Ora, o que isso significa? Isso indica que os homens constroem a sua própria história, que a reprodução social é crescentemente um processo de socialização humana dos homens e de criação do novo; entretanto, cada geração atua em meio às circunstâncias herdadas da geração passada e, alterando essas mesmas circunstâncias, elas deixarão um novo campo de possibilidades com que a geração futura irá atuar. Vejam que estamos diante de uma colocação genial, ao ponderar sobre o papel atuante dos homens, o qual, ao mesmo tempo, não é supervalorizado na regência absoluta da mera vontade, do mero desejo. Como toda análise realizada por Marx, também aqui temos explicitamente sua perspectiva histórica profundamente enraizada. Examinemos um exemplo: a burguesia, no processo de destruição do Estado absolutista e dos entraves que o feudalismo impunha ao desenvolvimento do capital e do trabalho assalariado, operou uma verdadeira revolução, ao apresentar seu interesse particular como interesse geral e, com isso, chamou ao processo revolucionário outras classes e fragmentos de classe que posteriormente se tornaram inimigas da burguesia. Isso permite constatar o papel ativo dos homens na construção da própria história, que, contudo, não se dá de maneira homogênea e absolutamente previsível.

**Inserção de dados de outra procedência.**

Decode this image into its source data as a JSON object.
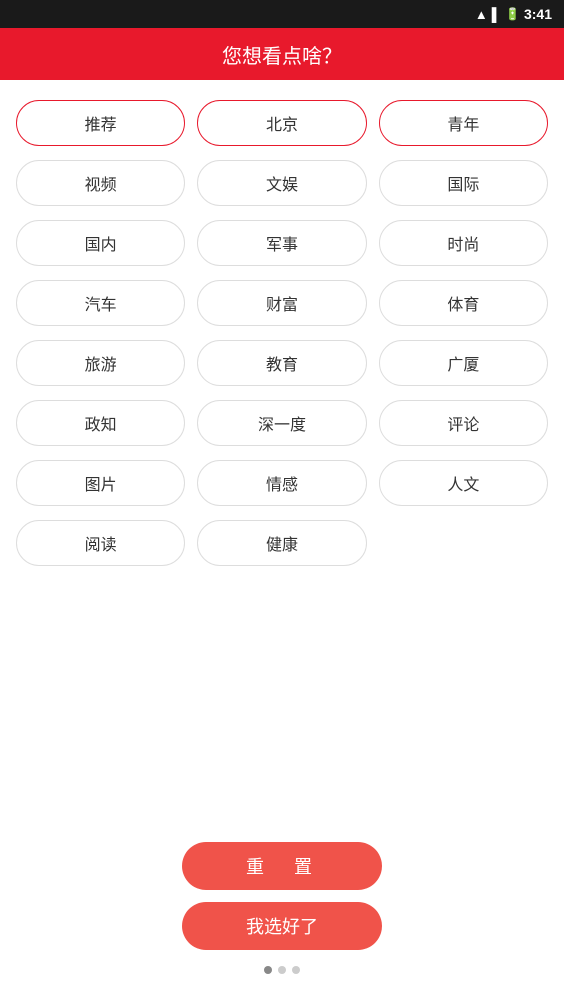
{
  "statusBar": {
    "time": "3:41"
  },
  "header": {
    "title": "您想看点啥？"
  },
  "tags": [
    {
      "id": "tuijian",
      "label": "推荐",
      "selected": true
    },
    {
      "id": "beijing",
      "label": "北京",
      "selected": true
    },
    {
      "id": "qingnian",
      "label": "青年",
      "selected": true
    },
    {
      "id": "shipin",
      "label": "视频",
      "selected": false
    },
    {
      "id": "wenyu",
      "label": "文娱",
      "selected": false
    },
    {
      "id": "guoji",
      "label": "国际",
      "selected": false
    },
    {
      "id": "guonei",
      "label": "国内",
      "selected": false
    },
    {
      "id": "junshi",
      "label": "军事",
      "selected": false
    },
    {
      "id": "shishang",
      "label": "时尚",
      "selected": false
    },
    {
      "id": "qiche",
      "label": "汽车",
      "selected": false
    },
    {
      "id": "caifu",
      "label": "财富",
      "selected": false
    },
    {
      "id": "tiyu",
      "label": "体育",
      "selected": false
    },
    {
      "id": "lvyou",
      "label": "旅游",
      "selected": false
    },
    {
      "id": "jiaoyu",
      "label": "教育",
      "selected": false
    },
    {
      "id": "guangsha",
      "label": "广厦",
      "selected": false
    },
    {
      "id": "zhengzhi",
      "label": "政知",
      "selected": false
    },
    {
      "id": "shengyidu",
      "label": "深一度",
      "selected": false
    },
    {
      "id": "pinglun",
      "label": "评论",
      "selected": false
    },
    {
      "id": "tupian",
      "label": "图片",
      "selected": false
    },
    {
      "id": "qinggan",
      "label": "情感",
      "selected": false
    },
    {
      "id": "renwen",
      "label": "人文",
      "selected": false
    },
    {
      "id": "yuedu",
      "label": "阅读",
      "selected": false
    },
    {
      "id": "jiankang",
      "label": "健康",
      "selected": false
    }
  ],
  "buttons": {
    "reset": "重　置",
    "confirm": "我选好了"
  },
  "pagination": {
    "dots": 3,
    "active": 0
  }
}
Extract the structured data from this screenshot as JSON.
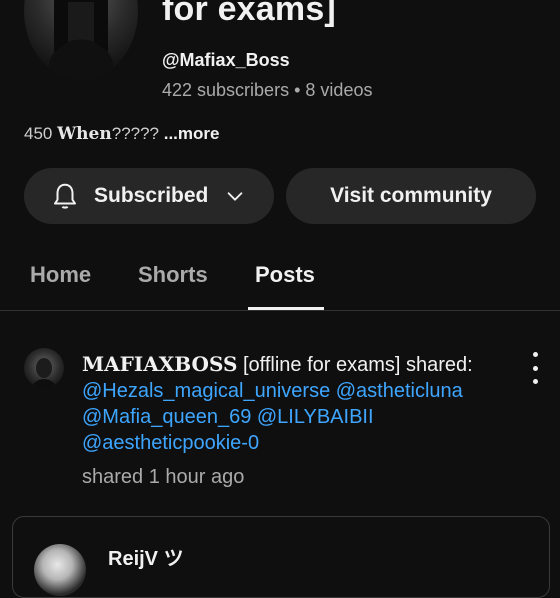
{
  "channel": {
    "title_fragment": "for exams]",
    "handle": "@Mafiax_Boss",
    "subscribers": "422 subscribers",
    "separator": "•",
    "videos": "8 videos",
    "description_prefix": "450 ",
    "description_bold": "When",
    "description_suffix": "????? ",
    "more_link": "...more"
  },
  "buttons": {
    "subscribed": "Subscribed",
    "visit_community": "Visit community"
  },
  "tabs": [
    {
      "label": "Home",
      "active": false
    },
    {
      "label": "Shorts",
      "active": false
    },
    {
      "label": "Posts",
      "active": true
    }
  ],
  "post": {
    "author": "MAFIAXBOSS",
    "author_suffix": " [offline for exams] shared:",
    "mentions": [
      "@Hezals_magical_universe @astheticluna",
      "@Mafia_queen_69 @LILYBAIBII",
      "@aestheticpookie-0"
    ],
    "time": "shared 1 hour ago"
  },
  "shared_card": {
    "author": "ReijV ツ"
  },
  "colors": {
    "background": "#0f0f0f",
    "pill": "#272727",
    "link": "#3ea6ff",
    "muted": "#aaaaaa"
  },
  "icons": {
    "subscribed": "bell-icon",
    "dropdown": "chevron-down-icon",
    "post_menu": "kebab-menu-icon"
  }
}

Quando Marx critica a doutrina materialista a respeito da modificação das circunstâncias, ele novamente reafirma a tese de que o poder material tem de ser derrubado pelo poder material e de que a teoria também se torna força material, quando é apoderada pelas massas, como discutido já em 1843, em sua Crítica à filosofia do direito de Hegel. O fato de que os educadores também precisem ser educados elucida o papel prático-crítico da teoria, pois ela não deve servir à mera contemplação, conforme já argumentamos, mas enquanto um conhecimento correto – ainda que nunca absoluto – da própria realidade social, com intuito de revolucioná-la. A discussão sobre teoria e prática aparece aqui, novamente, com todo seu potencial crítico para a discussão em educação. Os educadores precisam se educar em decorrência de uma série de fatores, e um deles, de fundamental relevância, concerne à necessidade histórica de compreensão essencial da lógica dessa forma de sociabilidade para superá-la, para erradicá-la e não para se colocar “acima da sociedade”. Justamente por isso, a relação e a articulação, numa síntese indissolúvel entre teoria e prática, passa pela constatação de que a “alteração das circunstâncias”, juntamente com a “atividade ou automodificação humanas”, só pode “ser apreendida e racionalmente entendida como prática revolucionária”, segundo Marx nos explica, ao final da terceira tese.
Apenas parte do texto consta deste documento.